Adding the VWAP indicator to a chart will complete all calculations for you. To calculate the VWAP yourself, follow these steps. Assume a 5-minute chart; the calculation is same regardless of what intraday time frame is used.

  1. Find the average price the stock traded at over the first five-minute period of the day. To do this, add the high, low, and close, then divide by three. Multiply this by the volume for that period. Record the result in a spreadsheet, under column PV.
  2. Divide PV by the volume for that period. This will give the VWAP value.
  3. To maintain the VWAP value throughout the day, continue to add the PV value from each period to the prior values. Divide this total by total volume up to that point. To make this easier in a spreadsheet, create columns for cumulative PV and cumulative volume. Both these cumulative values are divided by each other to produce VWAP.

What Does Volume Weighted Average Price (VWAP) Tell You?

Large institutional buyers and mutual funds use the VWAP ratio to help move into or out of stocks with as small of a market impact as possible. Therefore, when possible, institutions will try to buy below the VWAP, or sell above it. This way their actions push the price back toward the average, instead of away from it.

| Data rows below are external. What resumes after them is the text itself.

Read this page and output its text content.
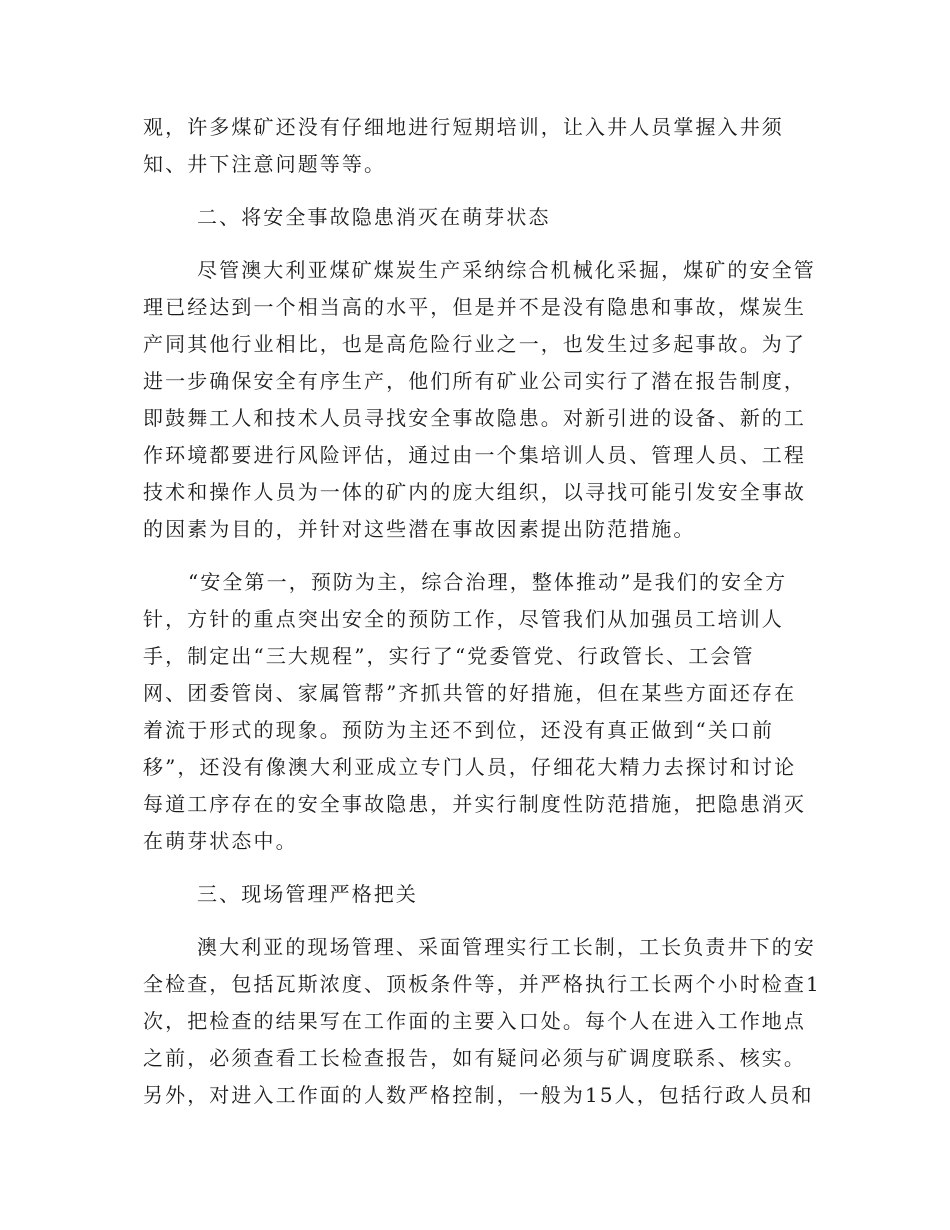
观，许多煤矿还没有仔细地进行短期培训，让入井人员掌握入井须
知、井下注意问题等等。
二、将安全事故隐患消灭在萌芽状态
尽管澳大利亚煤矿煤炭生产采纳综合机械化采掘，煤矿的安全管
理已经达到一个相当高的水平，但是并不是没有隐患和事故，煤炭生
产同其他行业相比，也是高危险行业之一，也发生过多起事故。为了
进一步确保安全有序生产，他们所有矿业公司实行了潜在报告制度，
即鼓舞工人和技术人员寻找安全事故隐患。对新引进的设备、新的工
作环境都要进行风险评估，通过由一个集培训人员、管理人员、工程
技术和操作人员为一体的矿内的庞大组织，以寻找可能引发安全事故
的因素为目的，并针对这些潜在事故因素提出防范措施。
“安全第一，预防为主，综合治理，整体推动”是我们的安全方
针，方针的重点突出安全的预防工作，尽管我们从加强员工培训人
手，制定出“三大规程”，实行了“党委管党、行政管长、工会管
网、团委管岗、家属管帮”齐抓共管的好措施，但在某些方面还存在
着流于形式的现象。预防为主还不到位，还没有真正做到“关口前
移”，还没有像澳大利亚成立专门人员，仔细花大精力去探讨和讨论
每道工序存在的安全事故隐患，并实行制度性防范措施，把隐患消灭
在萌芽状态中。
三、现场管理严格把关
澳大利亚的现场管理、采面管理实行工长制，工长负责井下的安
全检查，包括瓦斯浓度、顶板条件等，并严格执行工长两个小时检查1
次，把检查的结果写在工作面的主要入口处。每个人在进入工作地点
之前，必须查看工长检查报告，如有疑问必须与矿调度联系、核实。
另外，对进入工作面的人数严格控制，一般为15人，包括行政人员和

Retail traders tend to use VWAP more as a trend confirmation tool, similar to a moving average. When the price is above VWAP they look only to initiate long positions. When the price is below VWAP they only look to initiate short positions.

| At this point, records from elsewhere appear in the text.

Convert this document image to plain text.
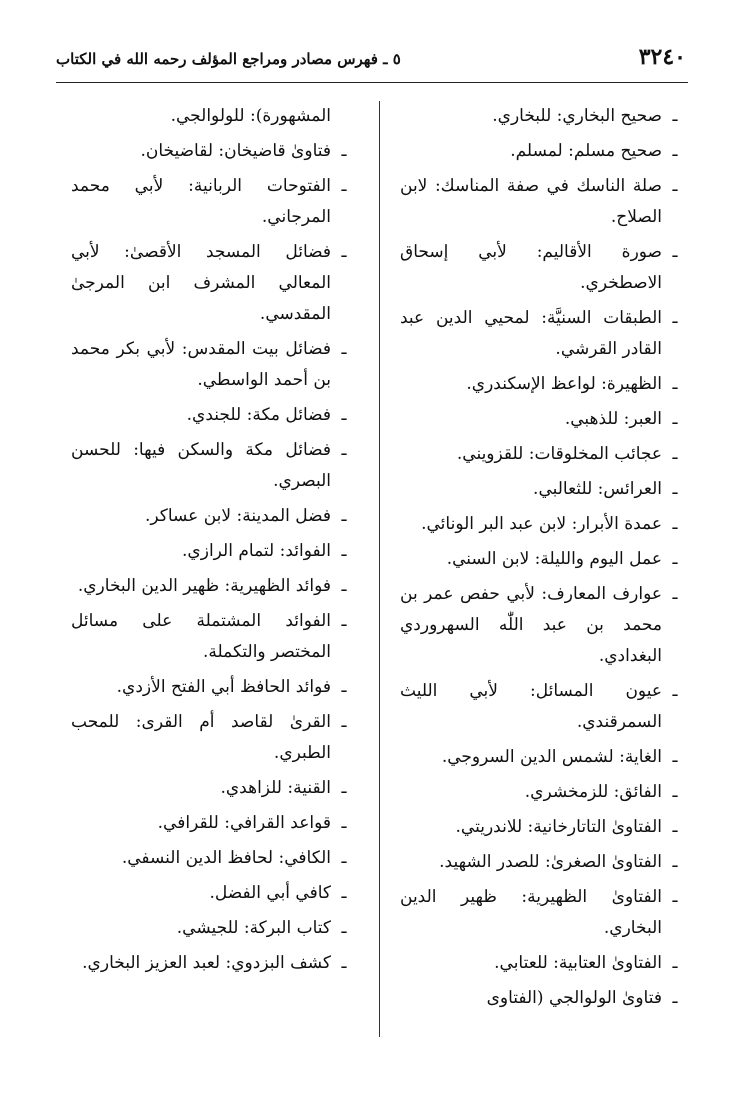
٣٢٤٠
٥ ـ فهرس مصادر ومراجع المؤلف رحمه الله في الكتاب
ـ
صحيح البخاري: للبخاري.
ـ
صحيح مسلم: لمسلم.
ـ
صلة الناسك في صفة المناسك: لابن الصلاح.
ـ
صورة الأقاليم: لأبي إسحاق الاصطخري.
ـ
الطبقات السنيَّة: لمحيي الدين عبد القادر القرشي.
ـ
الظهيرة: لواعظ الإسكندري.
ـ
العبر: للذهبي.
ـ
عجائب المخلوقات: للقزويني.
ـ
العرائس: للثعالبي.
ـ
عمدة الأبرار: لابن عبد البر الونائي.
ـ
عمل اليوم والليلة: لابن السني.
ـ
عوارف المعارف: لأبي حفص عمر بن محمد بن عبد اللّٰه السهروردي البغدادي.
ـ
عيون المسائل: لأبي الليث السمرقندي.
ـ
الغاية: لشمس الدين السروجي.
ـ
الفائق: للزمخشري.
ـ
الفتاوىٰ التاتارخانية: للاندريتي.
ـ
الفتاوىٰ الصغرىٰ: للصدر الشهيد.
ـ
الفتاوىٰ الظهيرية: ظهير الدين البخاري.
ـ
الفتاوىٰ العتابية: للعتابي.
ـ
فتاوىٰ الولوالجي (الفتاوى
المشهورة): للولوالجي.
ـ
فتاوىٰ قاضيخان: لقاضيخان.
ـ
الفتوحات الربانية: لأبي محمد المرجاني.
ـ
فضائل المسجد الأقصىٰ: لأبي المعالي المشرف ابن المرجىٰ المقدسي.
ـ
فضائل بيت المقدس: لأبي بكر محمد بن أحمد الواسطي.
ـ
فضائل مكة: للجندي.
ـ
فضائل مكة والسكن فيها: للحسن البصري.
ـ
فضل المدينة: لابن عساكر.
ـ
الفوائد: لتمام الرازي.
ـ
فوائد الظهيرية: ظهير الدين البخاري.
ـ
الفوائد المشتملة على مسائل المختصر والتكملة.
ـ
فوائد الحافظ أبي الفتح الأزدي.
ـ
القرىٰ لقاصد أم القرى: للمحب الطبري.
ـ
القنية: للزاهدي.
ـ
قواعد القرافي: للقرافي.
ـ
الكافي: لحافظ الدين النسفي.
ـ
كافي أبي الفضل.
ـ
كتاب البركة: للجيشي.
ـ
كشف البزدوي: لعبد العزيز البخاري.
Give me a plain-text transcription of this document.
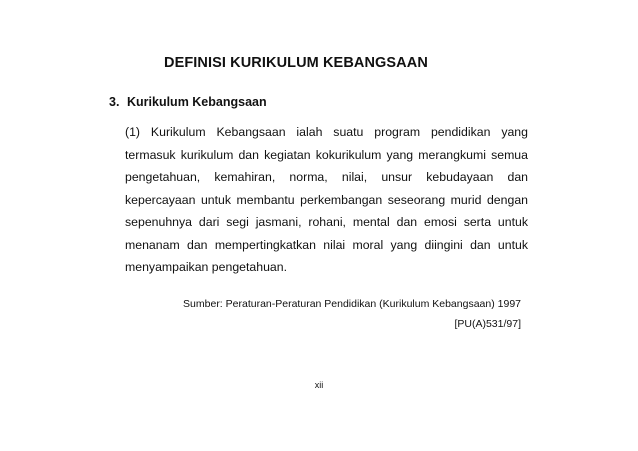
DEFINISI KURIKULUM KEBANGSAAN
3. Kurikulum Kebangsaan
(1) Kurikulum Kebangsaan ialah suatu program pendidikan yang termasuk kurikulum dan kegiatan kokurikulum yang merangkumi semua pengetahuan, kemahiran, norma, nilai, unsur kebudayaan dan kepercayaan untuk membantu perkembangan seseorang murid dengan sepenuhnya dari segi jasmani, rohani, mental dan emosi serta untuk menanam dan mempertingkatkan nilai moral yang diingini dan untuk menyampaikan pengetahuan.
Sumber: Peraturan-Peraturan Pendidikan (Kurikulum Kebangsaan) 1997
[PU(A)531/97]
xii
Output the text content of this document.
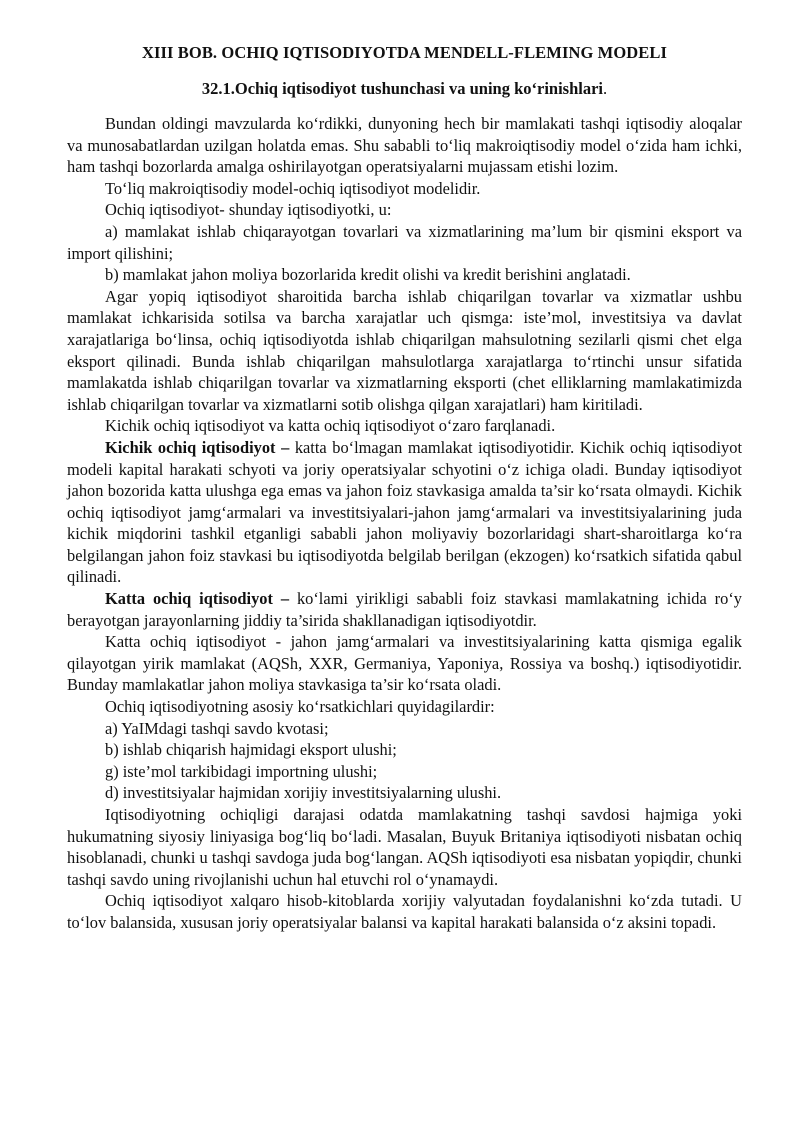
XIII BOB. OCHIQ IQTISODIYOTDA MENDELL-FLEMING MODELI
32.1.Ochiq iqtisodiyot tushunchasi va uning ko‘rinishlari.

Bundan oldingi mavzularda ko‘rdikki, dunyoning hech bir mamlakati tashqi iqtisodiy aloqalar va munosabatlardan uzilgan holatda emas. Shu sababli to‘liq makroiqtisodiy model o‘zida ham ichki, ham tashqi bozorlarda amalga oshirilayotgan operatsiyalarni mujassam etishi lozim.

To‘liq makroiqtisodiy model-ochiq iqtisodiyot modelidir.

Ochiq iqtisodiyot- shunday iqtisodiyotki, u:

a) mamlakat ishlab chiqarayotgan tovarlari va xizmatlarining ma’lum bir qismini eksport va import qilishini;

b) mamlakat jahon moliya bozorlarida kredit olishi va kredit berishini anglatadi.

Agar yopiq iqtisodiyot sharoitida barcha ishlab chiqarilgan tovarlar va xizmatlar ushbu mamlakat ichkarisida sotilsa va barcha xarajatlar uch qismga: iste’mol, investitsiya va davlat xarajatlariga bo‘linsa, ochiq iqtisodiyotda ishlab chiqarilgan mahsulotning sezilarli qismi chet elga eksport qilinadi. Bunda ishlab chiqarilgan mahsulotlarga xarajatlarga to‘rtinchi unsur sifatida mamlakatda ishlab chiqarilgan tovarlar va xizmatlarning eksporti (chet elliklarning mamlakatimizda ishlab chiqarilgan tovarlar va xizmatlarni sotib olishga qilgan xarajatlari) ham kiritiladi.

Kichik ochiq iqtisodiyot va katta ochiq iqtisodiyot o‘zaro farqlanadi.

Kichik ochiq iqtisodiyot – katta bo‘lmagan mamlakat iqtisodiyotidir. Kichik ochiq iqtisodiyot modeli kapital harakati schyoti va joriy operatsiyalar schyotini o‘z ichiga oladi. Bunday iqtisodiyot jahon bozorida katta ulushga ega emas va jahon foiz stavkasiga amalda ta’sir ko‘rsata olmaydi. Kichik ochiq iqtisodiyot jamg‘armalari va investitsiyalari-jahon jamg‘armalari va investitsiyalarining juda kichik miqdorini tashkil etganligi sababli jahon moliyaviy bozorlaridagi shart-sharoitlarga ko‘ra belgilangan jahon foiz stavkasi bu iqtisodiyotda belgilab berilgan (ekzogen) ko‘rsatkich sifatida qabul qilinadi.

Katta ochiq iqtisodiyot – ko‘lami yirikligi sababli foiz stavkasi mamlakatning ichida ro‘y berayotgan jarayonlarning jiddiy ta’sirida shakllanadigan iqtisodiyotdir.

Katta ochiq iqtisodiyot - jahon jamg‘armalari va investitsiyalarining katta qismiga egalik qilayotgan yirik mamlakat (AQSh, XXR, Germaniya, Yaponiya, Rossiya va boshq.) iqtisodiyotidir. Bunday mamlakatlar jahon moliya stavkasiga ta’sir ko‘rsata oladi.

Ochiq iqtisodiyotning asosiy ko‘rsatkichlari quyidagilardir:

a) YaIMdagi tashqi savdo kvotasi;

b) ishlab chiqarish hajmidagi eksport ulushi;

g) iste’mol tarkibidagi importning ulushi;

d) investitsiyalar hajmidan xorijiy investitsiyalarning ulushi.

Iqtisodiyotning ochiqligi darajasi odatda mamlakatning tashqi savdosi hajmiga yoki hukumatning siyosiy liniyasiga bog‘liq bo‘ladi. Masalan, Buyuk Britaniya iqtisodiyoti nisbatan ochiq hisoblanadi, chunki u tashqi savdoga juda bog‘langan. AQSh iqtisodiyoti esa nisbatan yopiqdir, chunki tashqi savdo uning rivojlanishi uchun hal etuvchi rol o‘ynamaydi.

Ochiq iqtisodiyot xalqaro hisob-kitoblarda xorijiy valyutadan foydalanishni ko‘zda tutadi. U to‘lov balansida, xususan joriy operatsiyalar balansi va kapital harakati balansida o‘z aksini topadi.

The Difference Between Volume Weighted Average Price (VWAP) and a Simple Moving Average

On a chart, VWAP and a moving average may look similar. These two indicators are calculating different things.

VWAP is calculating the sum of price multiplied by volume, divided by total volume.

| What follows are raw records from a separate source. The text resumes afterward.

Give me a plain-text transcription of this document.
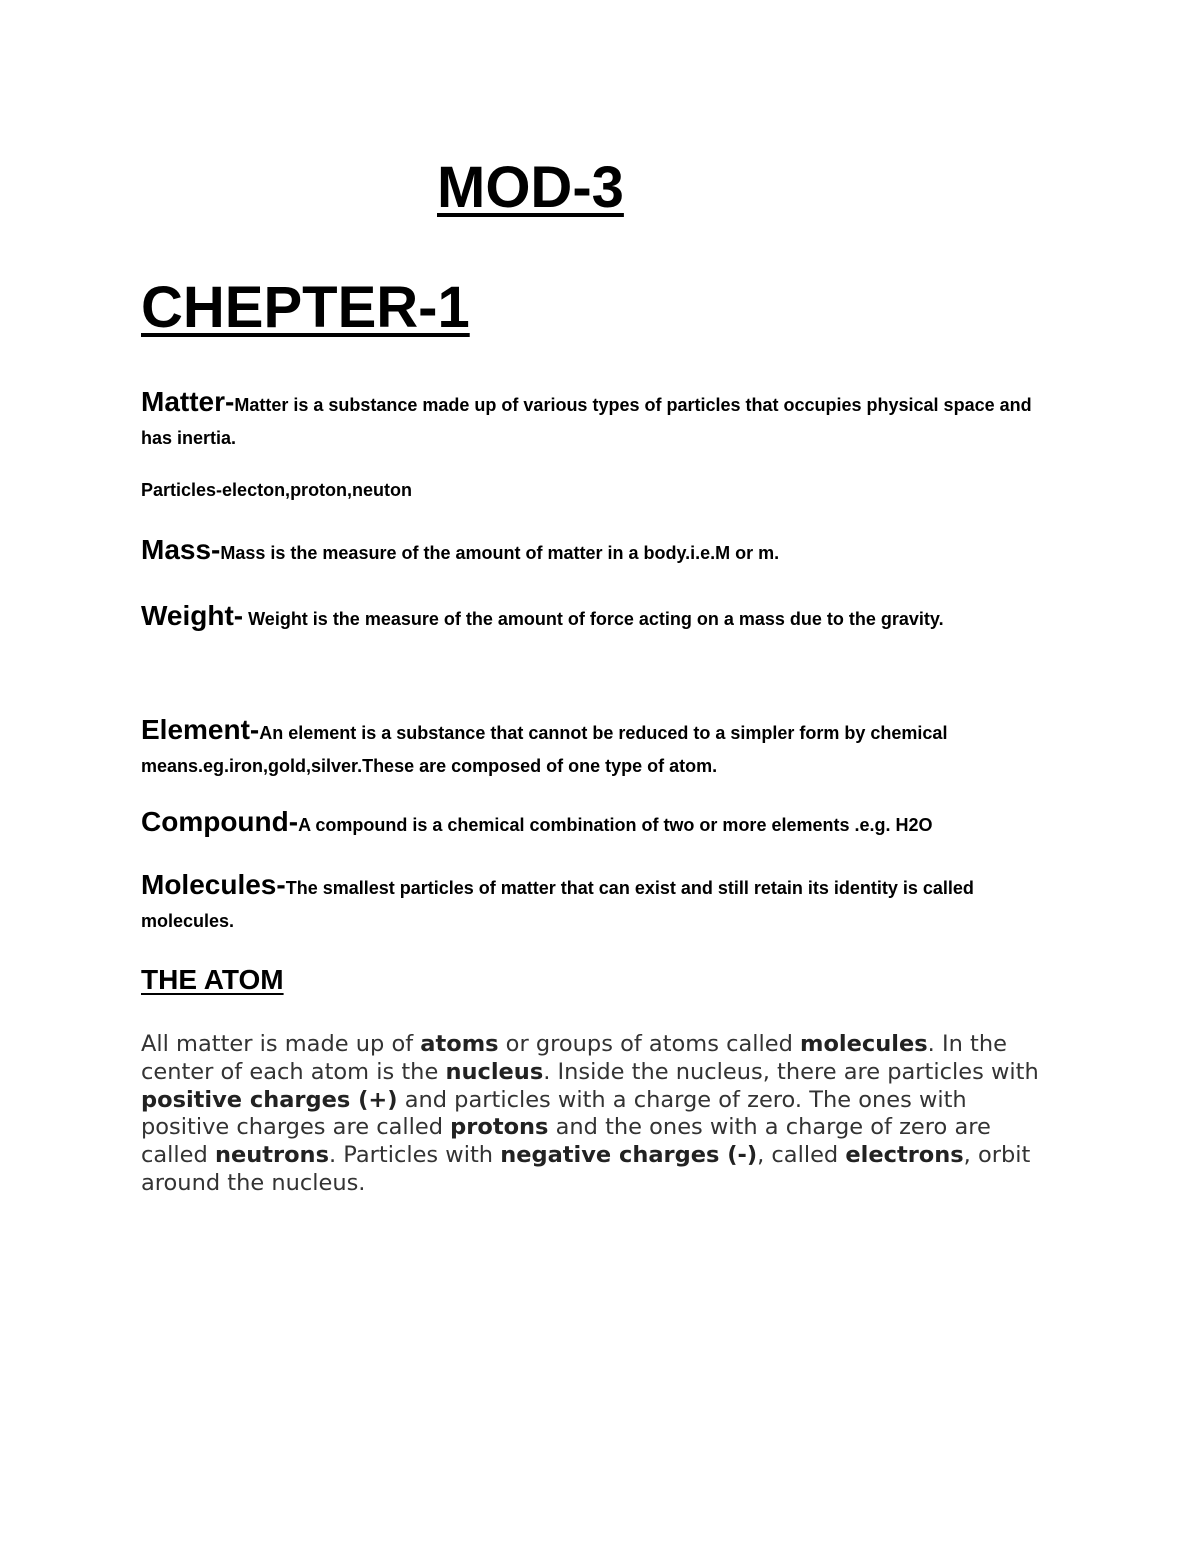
MOD-3
CHEPTER-1

Matter-Matter is a substance made up of various types of particles that occupies physical space and has inertia.

Particles-electon,proton,neuton

Mass-Mass is the measure of the amount of matter in a body.i.e.M or m.

Weight- Weight is the measure of the amount of force acting on a mass due to the gravity.

Element-An element is a substance that cannot be reduced to a simpler form by chemical means.eg.iron,gold,silver.These are composed of one type of atom.

Compound-A compound is a chemical combination of two or more elements .e.g. H2O

Molecules-The smallest particles of matter that can exist and still retain its identity is called molecules.

THE ATOM

All matter is made up of atoms or groups of atoms called molecules. In the center of each atom is the nucleus. Inside the nucleus, there are particles with positive charges (+) and particles with a charge of zero. The ones with positive charges are called protons and the ones with a charge of zero are called neutrons. Particles with negative charges (-), called electrons, orbit around the nucleus.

A simple moving average is calculated by summing up closing prices over a certain period (say 10), and then dividing it by how many periods there are (10). Volume is not factored in.

Limitations of Using Volume Weighted Average Price (VWAP)

VWAP is a single-day indicator, and is restarted at the open of each new trading day. Attempting to create an average VWAP over many days could mean that the average becomes distorted from the true VWAP reading as described above.

While some institutions may prefer to buy when the price of a security is below the VWAP, or sell when it is above, VWAP is not the only factor to consider. In strong uptrends, the price may continue to move higher for many days without dropping below the VWAP at all or only occasionally. Therefore, waiting for the price to fall below VWAP could mean a missed opportunity if prices are rising quickly.

VWAP is based on historical values and does not inherently have predictive qualities or calculations.